Question

A 2.56-g sample of a colorless liquid was vaporized in a 250 -mL flask at \(121^{\circ} \mathrm{C}\) and \(786 \mathrm{mmHg}\). What is the molecular weight of this substance?

Short answer

The molecular weight of the substance is 320 g/mol.

Step-by-step solution

Convert Units

First, convert the given temperature from Celsius to Kelvin by using the formula: \[ K = ^{\circ}C + 273.15 \]So, the temperature in Kelvin is \[ K = 121 + 273.15 = 394.15 \ \text{K} \]Next, convert the pressure from mmHg to atm using:\[ 1 \ \text{atm} = 760 \ \text{mmHg} \] so \[ 786\ \text{mmHg} \times \frac{1\ \text{atm}}{760\ \text{mmHg}} \approx 1.034\ \text{atm} \].

Calculate Moles Using Ideal Gas Law

We use the ideal gas law to find the number of moles of the vaporized substance. The ideal gas law is given by:\[ PV = nRT \]Where \( P \) is the pressure (1.034 atm), \( V \) is volume (0.250 L), \( R \) is the ideal gas constant (0.0821 \( \text{L atm} \cdot \text{mol}^{-1} \cdot K^{-1} \)), and \( T \) is the temperature (394.15 K). Solve for \( n \) (number of moles): \[ n = \frac{PV}{RT} \]\[ n = \frac{1.034 \times 0.250}{0.0821 \times 394.15} \approx 0.008 \ \text{mol} \]

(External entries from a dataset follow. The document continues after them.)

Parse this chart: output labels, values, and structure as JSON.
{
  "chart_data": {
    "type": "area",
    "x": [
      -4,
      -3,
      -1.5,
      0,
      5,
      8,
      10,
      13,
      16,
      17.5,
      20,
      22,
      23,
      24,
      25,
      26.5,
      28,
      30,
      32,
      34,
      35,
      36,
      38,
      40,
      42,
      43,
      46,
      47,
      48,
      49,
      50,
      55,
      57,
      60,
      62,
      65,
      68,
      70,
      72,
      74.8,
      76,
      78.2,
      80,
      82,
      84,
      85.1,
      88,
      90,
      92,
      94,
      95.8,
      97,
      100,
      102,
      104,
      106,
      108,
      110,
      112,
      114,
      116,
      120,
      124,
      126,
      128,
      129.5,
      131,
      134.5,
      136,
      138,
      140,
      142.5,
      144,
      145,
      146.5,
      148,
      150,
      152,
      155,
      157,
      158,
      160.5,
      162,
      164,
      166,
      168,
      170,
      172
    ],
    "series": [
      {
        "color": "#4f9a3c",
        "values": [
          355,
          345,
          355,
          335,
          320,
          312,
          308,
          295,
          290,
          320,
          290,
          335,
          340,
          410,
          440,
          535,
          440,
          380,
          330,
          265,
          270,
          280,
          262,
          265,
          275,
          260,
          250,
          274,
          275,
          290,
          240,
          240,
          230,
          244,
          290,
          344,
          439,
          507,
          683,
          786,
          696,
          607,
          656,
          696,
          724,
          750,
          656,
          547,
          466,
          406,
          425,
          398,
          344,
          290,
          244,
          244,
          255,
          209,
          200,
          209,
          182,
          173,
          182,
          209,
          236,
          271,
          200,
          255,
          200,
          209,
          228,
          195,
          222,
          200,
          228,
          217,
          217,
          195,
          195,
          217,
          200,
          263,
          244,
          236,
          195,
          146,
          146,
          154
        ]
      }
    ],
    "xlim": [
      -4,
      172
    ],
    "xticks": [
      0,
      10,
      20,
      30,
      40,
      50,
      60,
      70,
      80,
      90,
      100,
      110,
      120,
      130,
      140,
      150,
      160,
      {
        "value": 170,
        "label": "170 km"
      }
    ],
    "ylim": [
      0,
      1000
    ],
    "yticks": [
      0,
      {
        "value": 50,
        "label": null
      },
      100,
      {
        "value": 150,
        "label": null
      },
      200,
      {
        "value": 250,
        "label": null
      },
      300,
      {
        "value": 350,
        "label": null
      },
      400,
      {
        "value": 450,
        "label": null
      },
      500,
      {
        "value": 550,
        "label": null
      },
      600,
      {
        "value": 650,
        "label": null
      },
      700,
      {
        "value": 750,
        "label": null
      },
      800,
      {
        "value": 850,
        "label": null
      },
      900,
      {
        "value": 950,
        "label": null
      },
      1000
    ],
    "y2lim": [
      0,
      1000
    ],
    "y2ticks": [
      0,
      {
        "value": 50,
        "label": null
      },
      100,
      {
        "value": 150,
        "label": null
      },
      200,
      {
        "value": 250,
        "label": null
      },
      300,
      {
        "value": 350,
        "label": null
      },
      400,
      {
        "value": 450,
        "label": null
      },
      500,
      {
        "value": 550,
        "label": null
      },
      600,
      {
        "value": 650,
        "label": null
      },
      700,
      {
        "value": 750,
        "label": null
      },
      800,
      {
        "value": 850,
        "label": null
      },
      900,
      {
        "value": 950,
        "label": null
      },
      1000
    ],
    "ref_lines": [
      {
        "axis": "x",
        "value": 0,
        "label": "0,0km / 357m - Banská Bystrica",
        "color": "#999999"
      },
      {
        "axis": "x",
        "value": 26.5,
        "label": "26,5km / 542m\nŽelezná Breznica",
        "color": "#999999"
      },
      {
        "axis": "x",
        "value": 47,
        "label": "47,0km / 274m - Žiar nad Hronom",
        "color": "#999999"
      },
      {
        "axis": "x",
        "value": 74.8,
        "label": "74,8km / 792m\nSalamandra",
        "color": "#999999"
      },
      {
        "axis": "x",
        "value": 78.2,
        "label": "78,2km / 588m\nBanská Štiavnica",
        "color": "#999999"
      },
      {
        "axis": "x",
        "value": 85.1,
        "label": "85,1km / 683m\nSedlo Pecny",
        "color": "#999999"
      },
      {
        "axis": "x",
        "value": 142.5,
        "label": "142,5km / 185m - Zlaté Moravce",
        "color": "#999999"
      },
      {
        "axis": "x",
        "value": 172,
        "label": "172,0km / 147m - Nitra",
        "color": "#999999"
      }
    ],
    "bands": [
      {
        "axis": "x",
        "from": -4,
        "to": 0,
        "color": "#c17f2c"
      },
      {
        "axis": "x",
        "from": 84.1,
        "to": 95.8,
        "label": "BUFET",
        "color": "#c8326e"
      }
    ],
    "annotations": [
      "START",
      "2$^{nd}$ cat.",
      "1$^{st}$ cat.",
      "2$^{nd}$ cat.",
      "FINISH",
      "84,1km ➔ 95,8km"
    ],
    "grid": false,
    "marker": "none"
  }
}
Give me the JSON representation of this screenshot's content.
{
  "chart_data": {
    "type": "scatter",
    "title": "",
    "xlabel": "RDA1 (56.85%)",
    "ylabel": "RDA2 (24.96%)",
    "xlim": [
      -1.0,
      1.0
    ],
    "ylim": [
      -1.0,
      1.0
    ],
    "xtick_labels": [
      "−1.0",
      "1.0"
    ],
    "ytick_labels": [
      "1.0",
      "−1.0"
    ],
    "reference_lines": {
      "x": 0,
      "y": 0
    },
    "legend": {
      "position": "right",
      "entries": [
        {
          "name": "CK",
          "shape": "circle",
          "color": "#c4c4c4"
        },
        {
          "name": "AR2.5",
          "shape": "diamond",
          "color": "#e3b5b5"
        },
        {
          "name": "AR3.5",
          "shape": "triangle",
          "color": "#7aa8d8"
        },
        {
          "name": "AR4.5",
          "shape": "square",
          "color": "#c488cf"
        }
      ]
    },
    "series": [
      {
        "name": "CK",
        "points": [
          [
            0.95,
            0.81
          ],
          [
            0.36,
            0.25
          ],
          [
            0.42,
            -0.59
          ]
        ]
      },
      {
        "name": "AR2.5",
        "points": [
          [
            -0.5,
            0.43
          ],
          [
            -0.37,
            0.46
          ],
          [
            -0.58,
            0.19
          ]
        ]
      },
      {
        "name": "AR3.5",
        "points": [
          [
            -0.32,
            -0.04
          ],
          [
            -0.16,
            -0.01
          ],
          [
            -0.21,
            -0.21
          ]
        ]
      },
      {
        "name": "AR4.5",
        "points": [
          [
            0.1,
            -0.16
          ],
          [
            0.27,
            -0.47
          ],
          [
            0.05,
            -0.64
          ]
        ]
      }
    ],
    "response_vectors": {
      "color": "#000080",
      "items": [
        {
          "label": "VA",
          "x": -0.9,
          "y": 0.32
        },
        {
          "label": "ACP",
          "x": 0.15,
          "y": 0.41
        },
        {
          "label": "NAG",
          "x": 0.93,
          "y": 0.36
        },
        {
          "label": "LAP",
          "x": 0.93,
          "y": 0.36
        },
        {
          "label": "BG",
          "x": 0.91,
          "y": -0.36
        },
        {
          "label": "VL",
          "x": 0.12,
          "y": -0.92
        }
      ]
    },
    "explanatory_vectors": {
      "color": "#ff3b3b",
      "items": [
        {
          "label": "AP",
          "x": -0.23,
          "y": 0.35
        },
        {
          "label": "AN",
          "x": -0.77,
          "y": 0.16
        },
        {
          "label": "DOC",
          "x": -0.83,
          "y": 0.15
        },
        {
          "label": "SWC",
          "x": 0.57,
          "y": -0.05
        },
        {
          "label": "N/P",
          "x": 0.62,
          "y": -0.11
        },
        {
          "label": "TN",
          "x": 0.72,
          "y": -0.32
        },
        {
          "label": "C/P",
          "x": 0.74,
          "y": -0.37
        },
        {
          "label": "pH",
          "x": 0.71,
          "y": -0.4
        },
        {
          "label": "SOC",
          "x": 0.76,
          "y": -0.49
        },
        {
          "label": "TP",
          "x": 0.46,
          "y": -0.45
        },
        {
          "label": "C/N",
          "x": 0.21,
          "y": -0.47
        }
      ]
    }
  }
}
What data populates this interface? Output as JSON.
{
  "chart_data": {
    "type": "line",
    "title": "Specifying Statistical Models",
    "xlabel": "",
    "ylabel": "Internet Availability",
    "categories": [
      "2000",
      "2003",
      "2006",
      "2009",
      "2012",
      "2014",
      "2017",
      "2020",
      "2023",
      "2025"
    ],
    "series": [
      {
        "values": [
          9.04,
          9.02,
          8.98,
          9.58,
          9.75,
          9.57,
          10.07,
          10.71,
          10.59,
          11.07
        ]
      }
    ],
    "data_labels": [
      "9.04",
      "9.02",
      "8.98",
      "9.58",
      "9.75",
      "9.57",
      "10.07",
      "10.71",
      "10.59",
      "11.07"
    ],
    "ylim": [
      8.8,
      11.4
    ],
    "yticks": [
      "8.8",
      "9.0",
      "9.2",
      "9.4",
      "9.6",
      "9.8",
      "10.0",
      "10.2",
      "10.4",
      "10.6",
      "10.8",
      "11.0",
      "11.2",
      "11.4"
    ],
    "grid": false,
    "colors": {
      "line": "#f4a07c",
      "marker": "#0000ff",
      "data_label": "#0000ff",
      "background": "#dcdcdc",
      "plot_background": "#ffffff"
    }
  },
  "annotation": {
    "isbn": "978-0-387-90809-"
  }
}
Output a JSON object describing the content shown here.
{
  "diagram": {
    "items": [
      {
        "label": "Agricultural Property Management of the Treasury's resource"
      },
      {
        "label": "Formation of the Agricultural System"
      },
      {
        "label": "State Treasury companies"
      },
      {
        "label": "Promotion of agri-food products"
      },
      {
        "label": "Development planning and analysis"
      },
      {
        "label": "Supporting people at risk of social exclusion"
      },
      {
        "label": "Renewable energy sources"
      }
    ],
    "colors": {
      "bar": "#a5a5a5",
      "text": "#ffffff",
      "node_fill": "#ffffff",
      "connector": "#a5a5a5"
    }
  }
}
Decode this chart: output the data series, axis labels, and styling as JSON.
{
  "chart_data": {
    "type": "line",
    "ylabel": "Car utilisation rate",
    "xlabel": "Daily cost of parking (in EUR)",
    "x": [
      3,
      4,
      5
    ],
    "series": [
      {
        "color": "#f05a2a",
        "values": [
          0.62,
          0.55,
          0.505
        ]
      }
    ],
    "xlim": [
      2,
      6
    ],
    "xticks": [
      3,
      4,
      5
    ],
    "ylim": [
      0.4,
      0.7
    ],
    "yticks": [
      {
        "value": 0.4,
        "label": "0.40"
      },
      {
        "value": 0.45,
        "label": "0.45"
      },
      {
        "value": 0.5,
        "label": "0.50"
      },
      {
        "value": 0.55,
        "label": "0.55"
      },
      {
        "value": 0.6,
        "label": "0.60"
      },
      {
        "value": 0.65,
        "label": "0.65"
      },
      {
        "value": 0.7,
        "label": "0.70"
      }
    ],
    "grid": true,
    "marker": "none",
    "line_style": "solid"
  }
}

Determine Molecular Weight

The molecular weight \( M \) of the substance can be determined using the formula:\[ M = \frac{\text{mass of substance}}{\text{number of moles}} \]Here, the mass of the substance is given as 2.56 g and the number of moles we calculated is 0.008 mol. Therefore,\[ M = \frac{2.56}{0.008} = 320 \ \text{g/mol} \].

Key concepts

Molecular Weight Determination

Determining the molecular weight of a substance is crucial in chemistry. It helps understand the composition of molecules and is fundamental in calculations like those involving reactions and stoichiometry. The molecular weight can be found using a few known parameters through the ideal gas law, especially when the substance is in the gaseous state.
To find the molecular weight, use the equation:

• Calculate the number of moles ( n ) of the gas using the ideal gas law formula: \( PV = nRT \)
• Then, use the relationship: \( M = \frac{\text{mass}}{\text{moles}} \)

In this way, the molecular weight (\( M \)) represents the mass per mole of the substance. It is typically given in grams per mole (g/mol). In practical applications, accurate molecular weight helps in predicting physical properties and reaction outcomes.

Unit Conversion in Chemistry

Unit conversion is a fundamental skill in chemistry that ensures all units are compatible when plugged into equations. It often involves converting temperatures, pressures, volumes, and other measurements into accepted standard units.

• Temperature: Original exercise uses Celsius, which must be converted to Kelvin by adding 273.15, making calculations compatible with thermodynamic and gas laws.
• Pressure: Often reported in mmHg, must be converted to atm using the relation: \( 1 \ \text{atm} = 760 \ \text{mmHg} \), as this fits well into the ideal gas law.

Standardizing units facilitates smooth calculations and allows various physical constants like the ideal gas constant (\( R \)) to be consistently applied without errors.

Vaporization and Gases

The process of vaporization, especially in closed systems like flasks, is a key part of understanding gas behavior using the ideal gas law. When a liquid is vaporized, molecules overcome intermolecular forces and transition into a gaseous state. This can be explained using the following concepts:

• As the vaporized molecules occupy the flask’s volume, their pressure, volume, and temperature measurements can be inserted into the ideal gas law equation \( PV = nRT \).
• This allows determination of moles, a crucial step in finding molecular weight.

Comprehending the behavior of gases during vaporization helps predict how substances will respond under varying conditions, such as temperature and pressure, and reinforces the use of equations in practical applications.